I grew up on the cinema of the Soviet Union. So my early inspirations have been theorists and filmmakers such as Dziga Vertov and Sergei Eisenstein. However, I’m no longer a very political person and I’m not sure if it’s a good idea for a state to even patronize creative industries. But anyway, I greatly admire the Iranian neo-realist cinema.
Is digital technology an opportunity or a threat?
Film is a technological medium, after all, and digital technologies have really made filmmaking affordable—it has sort of democratised the medium. However, I’m cynical about these digital platforms. We are heading towards the death of the movie theater.
As far as your poetic work is concerned, has a poem ever shocked or changed you for the better? If so, when did it happen and what did you do after?
It’s difficult to mention one poem in particular but if I really push myself, I’d say a long poem by Jaun Elia, Darakht-e-Zard, continues to haunt me. I first read it almost 15 years ago. I am not sure what I did the first time I read it—I must have cried. But the poem still makes me cry, whenever I revisit it. Then there’s another poem by Borges, which really inspired me to start writing free verse. I was earlier occupied with formal genres, particularly the ghazal.
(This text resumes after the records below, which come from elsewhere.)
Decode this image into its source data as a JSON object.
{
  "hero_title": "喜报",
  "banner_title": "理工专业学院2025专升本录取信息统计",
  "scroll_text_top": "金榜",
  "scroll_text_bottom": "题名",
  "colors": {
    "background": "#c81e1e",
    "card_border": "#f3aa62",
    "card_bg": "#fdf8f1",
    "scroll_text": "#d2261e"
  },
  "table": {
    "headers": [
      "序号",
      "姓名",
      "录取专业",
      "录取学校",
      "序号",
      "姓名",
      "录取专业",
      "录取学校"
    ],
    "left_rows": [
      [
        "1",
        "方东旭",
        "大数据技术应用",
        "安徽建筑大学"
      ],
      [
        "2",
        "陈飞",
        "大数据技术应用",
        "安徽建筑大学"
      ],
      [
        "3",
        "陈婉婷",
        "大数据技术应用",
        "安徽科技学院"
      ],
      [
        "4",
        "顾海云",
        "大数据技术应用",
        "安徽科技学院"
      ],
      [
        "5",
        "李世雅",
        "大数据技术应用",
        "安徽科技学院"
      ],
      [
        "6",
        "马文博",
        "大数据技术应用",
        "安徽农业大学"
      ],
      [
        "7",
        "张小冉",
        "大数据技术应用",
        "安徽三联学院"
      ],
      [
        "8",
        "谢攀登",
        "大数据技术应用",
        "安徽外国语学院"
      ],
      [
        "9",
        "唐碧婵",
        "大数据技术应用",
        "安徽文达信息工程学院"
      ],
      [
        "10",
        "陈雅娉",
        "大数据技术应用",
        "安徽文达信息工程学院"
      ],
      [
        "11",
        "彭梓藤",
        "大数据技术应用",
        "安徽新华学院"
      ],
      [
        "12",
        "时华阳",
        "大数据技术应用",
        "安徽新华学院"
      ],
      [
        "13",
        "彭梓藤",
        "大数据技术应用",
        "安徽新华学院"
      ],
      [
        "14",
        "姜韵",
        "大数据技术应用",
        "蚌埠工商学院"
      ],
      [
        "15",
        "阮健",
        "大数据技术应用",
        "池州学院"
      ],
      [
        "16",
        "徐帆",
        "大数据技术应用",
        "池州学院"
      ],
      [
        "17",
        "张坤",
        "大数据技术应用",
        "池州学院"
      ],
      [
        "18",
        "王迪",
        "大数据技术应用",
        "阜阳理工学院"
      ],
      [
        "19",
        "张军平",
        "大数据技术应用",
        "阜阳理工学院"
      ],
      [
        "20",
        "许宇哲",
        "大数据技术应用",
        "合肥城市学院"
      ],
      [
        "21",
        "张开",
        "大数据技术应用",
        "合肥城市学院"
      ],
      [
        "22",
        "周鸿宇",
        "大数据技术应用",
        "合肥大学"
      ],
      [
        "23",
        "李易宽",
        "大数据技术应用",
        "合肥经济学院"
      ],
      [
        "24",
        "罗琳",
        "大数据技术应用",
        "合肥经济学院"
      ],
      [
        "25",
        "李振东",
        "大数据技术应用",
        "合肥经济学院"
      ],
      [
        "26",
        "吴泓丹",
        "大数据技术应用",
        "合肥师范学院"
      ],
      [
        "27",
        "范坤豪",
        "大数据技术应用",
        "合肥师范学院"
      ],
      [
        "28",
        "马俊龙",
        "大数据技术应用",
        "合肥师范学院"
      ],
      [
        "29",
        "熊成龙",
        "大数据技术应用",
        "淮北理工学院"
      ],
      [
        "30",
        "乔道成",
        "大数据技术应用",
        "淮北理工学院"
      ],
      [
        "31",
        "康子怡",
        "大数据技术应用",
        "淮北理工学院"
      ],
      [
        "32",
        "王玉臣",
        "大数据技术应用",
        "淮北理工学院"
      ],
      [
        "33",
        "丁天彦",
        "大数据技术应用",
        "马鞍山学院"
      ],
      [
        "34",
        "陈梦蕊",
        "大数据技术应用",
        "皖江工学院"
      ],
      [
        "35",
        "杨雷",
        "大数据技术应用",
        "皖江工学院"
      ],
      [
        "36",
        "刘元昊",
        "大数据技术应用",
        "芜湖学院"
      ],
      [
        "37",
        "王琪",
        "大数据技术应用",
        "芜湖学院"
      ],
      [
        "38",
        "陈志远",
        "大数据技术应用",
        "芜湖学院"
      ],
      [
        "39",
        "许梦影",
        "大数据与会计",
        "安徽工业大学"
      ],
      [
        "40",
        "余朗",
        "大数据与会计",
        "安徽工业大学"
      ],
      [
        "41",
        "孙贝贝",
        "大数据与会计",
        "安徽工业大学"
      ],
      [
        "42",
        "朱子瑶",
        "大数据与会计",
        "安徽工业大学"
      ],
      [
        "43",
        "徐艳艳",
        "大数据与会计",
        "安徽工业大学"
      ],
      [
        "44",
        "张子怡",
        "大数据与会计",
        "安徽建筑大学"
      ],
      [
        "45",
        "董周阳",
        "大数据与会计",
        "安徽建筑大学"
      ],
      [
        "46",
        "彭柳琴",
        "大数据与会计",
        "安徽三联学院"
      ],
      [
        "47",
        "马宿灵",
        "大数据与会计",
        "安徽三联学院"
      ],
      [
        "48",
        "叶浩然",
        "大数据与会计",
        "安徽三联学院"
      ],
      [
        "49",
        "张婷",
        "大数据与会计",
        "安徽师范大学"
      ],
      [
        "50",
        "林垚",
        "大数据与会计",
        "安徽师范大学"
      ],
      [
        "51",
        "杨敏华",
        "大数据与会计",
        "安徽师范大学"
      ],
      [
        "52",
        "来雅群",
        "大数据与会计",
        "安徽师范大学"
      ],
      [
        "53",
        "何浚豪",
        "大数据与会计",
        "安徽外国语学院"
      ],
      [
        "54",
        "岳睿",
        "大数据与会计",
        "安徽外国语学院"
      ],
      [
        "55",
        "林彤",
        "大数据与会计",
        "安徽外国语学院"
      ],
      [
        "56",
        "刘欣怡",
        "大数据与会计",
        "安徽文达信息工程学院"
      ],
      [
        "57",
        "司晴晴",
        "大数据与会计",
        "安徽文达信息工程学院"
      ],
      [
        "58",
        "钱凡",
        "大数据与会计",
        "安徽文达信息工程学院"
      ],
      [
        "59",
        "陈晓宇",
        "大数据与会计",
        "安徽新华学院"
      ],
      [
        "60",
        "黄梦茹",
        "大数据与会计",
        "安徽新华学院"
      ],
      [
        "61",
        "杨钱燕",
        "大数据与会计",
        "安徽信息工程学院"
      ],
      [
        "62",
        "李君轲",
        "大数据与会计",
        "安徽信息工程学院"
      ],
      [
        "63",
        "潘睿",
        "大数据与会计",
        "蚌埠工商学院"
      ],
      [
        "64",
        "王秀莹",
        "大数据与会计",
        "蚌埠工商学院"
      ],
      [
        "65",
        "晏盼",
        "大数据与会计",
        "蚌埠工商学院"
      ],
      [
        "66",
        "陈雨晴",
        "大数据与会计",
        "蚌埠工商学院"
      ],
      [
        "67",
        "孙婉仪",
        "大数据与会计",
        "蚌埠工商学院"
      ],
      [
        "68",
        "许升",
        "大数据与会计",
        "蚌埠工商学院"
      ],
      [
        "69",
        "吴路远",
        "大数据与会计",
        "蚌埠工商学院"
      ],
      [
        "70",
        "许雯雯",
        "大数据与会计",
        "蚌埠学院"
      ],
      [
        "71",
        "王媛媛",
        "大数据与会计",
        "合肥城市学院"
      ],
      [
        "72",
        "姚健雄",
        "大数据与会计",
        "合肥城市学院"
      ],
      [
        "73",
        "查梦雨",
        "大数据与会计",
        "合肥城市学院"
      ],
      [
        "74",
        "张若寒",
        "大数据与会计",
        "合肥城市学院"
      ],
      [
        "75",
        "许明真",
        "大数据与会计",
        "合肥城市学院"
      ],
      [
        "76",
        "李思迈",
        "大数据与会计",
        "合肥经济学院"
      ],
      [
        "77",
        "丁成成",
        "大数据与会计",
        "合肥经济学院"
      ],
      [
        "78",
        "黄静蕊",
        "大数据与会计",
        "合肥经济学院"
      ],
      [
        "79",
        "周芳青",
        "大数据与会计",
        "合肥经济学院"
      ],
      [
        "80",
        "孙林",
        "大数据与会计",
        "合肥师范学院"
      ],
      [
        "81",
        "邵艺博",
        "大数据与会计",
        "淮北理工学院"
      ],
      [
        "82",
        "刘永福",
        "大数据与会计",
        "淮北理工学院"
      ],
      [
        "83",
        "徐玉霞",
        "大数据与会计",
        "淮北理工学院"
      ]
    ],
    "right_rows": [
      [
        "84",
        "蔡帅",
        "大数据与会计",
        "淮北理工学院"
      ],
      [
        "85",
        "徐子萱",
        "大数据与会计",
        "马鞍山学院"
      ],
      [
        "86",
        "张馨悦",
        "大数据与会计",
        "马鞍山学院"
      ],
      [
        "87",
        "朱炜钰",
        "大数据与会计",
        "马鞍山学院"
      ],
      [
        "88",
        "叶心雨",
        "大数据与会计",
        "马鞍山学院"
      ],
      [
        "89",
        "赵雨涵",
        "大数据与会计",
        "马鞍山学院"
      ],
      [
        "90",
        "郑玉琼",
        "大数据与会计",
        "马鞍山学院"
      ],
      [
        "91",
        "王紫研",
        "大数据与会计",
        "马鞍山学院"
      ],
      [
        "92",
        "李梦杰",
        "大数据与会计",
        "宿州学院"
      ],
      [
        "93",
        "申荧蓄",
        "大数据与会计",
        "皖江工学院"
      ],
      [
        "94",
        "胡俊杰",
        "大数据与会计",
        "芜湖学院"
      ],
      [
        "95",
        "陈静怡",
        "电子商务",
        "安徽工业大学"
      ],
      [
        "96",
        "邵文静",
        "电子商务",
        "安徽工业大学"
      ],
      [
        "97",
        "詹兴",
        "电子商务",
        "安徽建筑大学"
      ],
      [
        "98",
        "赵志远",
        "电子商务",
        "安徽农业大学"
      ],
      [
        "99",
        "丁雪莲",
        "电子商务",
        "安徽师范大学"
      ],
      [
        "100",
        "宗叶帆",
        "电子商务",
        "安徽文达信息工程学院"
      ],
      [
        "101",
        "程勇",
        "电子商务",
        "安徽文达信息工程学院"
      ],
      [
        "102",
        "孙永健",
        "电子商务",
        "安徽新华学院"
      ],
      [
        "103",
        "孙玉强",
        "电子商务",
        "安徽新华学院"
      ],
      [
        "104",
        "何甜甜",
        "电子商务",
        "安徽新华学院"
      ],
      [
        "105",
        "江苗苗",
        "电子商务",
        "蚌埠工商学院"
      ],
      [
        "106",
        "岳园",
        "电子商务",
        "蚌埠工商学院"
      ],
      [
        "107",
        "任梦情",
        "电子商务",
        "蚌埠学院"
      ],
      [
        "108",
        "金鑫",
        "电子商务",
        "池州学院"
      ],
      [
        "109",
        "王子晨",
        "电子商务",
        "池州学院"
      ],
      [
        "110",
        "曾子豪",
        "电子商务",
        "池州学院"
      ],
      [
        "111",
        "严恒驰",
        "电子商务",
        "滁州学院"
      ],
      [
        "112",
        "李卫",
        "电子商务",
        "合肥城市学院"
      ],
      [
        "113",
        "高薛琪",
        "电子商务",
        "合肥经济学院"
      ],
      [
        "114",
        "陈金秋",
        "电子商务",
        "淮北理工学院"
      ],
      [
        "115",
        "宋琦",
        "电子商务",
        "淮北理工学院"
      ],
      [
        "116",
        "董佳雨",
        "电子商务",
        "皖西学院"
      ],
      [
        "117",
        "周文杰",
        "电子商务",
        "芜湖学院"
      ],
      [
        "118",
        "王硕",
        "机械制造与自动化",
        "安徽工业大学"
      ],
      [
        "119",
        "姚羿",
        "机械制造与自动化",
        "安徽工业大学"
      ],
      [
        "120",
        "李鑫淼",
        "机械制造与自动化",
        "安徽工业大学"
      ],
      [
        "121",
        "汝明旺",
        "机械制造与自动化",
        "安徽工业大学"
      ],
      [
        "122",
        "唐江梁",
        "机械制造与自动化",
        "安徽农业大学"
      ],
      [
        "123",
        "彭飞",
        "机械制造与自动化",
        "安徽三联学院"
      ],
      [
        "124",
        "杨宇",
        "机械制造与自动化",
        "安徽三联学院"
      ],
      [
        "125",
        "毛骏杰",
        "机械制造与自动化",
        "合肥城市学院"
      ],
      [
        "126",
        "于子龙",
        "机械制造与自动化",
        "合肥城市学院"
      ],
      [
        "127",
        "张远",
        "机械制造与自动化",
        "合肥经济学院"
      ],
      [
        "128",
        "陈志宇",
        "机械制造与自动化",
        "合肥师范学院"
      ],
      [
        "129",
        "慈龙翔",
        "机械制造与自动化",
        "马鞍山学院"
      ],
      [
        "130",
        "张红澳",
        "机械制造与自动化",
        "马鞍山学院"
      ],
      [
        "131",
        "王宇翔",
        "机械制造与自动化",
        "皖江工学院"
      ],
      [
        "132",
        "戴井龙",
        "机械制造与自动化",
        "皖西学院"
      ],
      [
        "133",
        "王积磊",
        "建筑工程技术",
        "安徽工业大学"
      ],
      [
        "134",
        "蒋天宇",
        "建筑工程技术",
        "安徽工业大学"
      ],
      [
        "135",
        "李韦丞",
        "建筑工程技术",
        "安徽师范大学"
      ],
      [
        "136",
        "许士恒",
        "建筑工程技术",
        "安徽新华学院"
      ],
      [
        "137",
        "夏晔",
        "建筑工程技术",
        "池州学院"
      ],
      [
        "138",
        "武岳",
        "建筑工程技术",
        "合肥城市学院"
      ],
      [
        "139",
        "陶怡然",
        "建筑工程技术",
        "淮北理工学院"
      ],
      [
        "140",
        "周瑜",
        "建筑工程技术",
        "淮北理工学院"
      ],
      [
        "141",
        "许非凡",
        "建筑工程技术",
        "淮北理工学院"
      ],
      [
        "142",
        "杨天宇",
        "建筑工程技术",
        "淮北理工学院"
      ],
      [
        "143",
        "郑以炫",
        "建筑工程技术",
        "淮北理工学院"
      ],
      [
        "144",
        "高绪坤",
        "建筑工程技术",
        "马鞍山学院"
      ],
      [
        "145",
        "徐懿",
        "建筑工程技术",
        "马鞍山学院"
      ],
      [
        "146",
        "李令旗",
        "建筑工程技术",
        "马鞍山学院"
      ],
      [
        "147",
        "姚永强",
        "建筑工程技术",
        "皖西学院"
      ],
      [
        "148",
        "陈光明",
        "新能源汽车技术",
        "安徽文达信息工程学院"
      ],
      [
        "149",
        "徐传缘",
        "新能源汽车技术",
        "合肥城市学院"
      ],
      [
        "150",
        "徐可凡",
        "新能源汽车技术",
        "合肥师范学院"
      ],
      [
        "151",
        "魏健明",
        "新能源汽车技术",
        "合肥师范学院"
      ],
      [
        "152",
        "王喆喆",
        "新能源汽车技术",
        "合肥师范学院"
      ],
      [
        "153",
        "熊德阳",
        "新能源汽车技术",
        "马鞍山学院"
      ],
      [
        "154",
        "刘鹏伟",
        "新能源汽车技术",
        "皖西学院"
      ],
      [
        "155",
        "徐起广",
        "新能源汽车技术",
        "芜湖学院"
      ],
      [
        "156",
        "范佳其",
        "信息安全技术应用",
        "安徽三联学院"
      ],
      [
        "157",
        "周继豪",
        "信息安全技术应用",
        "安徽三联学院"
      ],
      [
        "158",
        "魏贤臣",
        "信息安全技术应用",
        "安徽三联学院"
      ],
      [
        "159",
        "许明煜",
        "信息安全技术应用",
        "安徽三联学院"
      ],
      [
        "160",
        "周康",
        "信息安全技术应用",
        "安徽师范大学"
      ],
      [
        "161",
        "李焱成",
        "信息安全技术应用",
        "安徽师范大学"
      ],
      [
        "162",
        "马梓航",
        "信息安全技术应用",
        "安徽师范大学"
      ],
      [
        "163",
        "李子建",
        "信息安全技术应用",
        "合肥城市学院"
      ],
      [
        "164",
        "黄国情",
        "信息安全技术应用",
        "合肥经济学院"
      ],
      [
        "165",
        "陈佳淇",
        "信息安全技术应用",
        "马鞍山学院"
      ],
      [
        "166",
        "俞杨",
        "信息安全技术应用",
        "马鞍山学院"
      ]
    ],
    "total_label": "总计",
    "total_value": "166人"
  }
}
There’s a mythic image most people have of poets being struck with inspiration and having to write out everything at once. Does this ever happen to you?
I don’t know, but I believe poetry to be a divine gift. You cannot push yourself to write a poem—and even if you do so, it will perhaps not be immortal like a poem which comes to you from the unknown.
If you had to do something differently as a young person to become a better writer as an adult, what would you do?
I wouldn’t study film. Jokes aside, my biggest influences have been writers whose works I have never been able to read in their original languages, for example Kafka, Borges, Sartre. I wish I could learn one more language at least—perhaps Persian to read the original texts by Sadegh Hedayat.
As a writer, what would you choose as your mascot/avatar/spirit animal?
I have never thought about it. Perhaps, an owl?
What’s next for you as a filmmaker and as a writer?
I’m working on an exciting film project. But I’m deeply invested in writing. I’m looking forward to the next year, when some of this work will be out. Let’s see.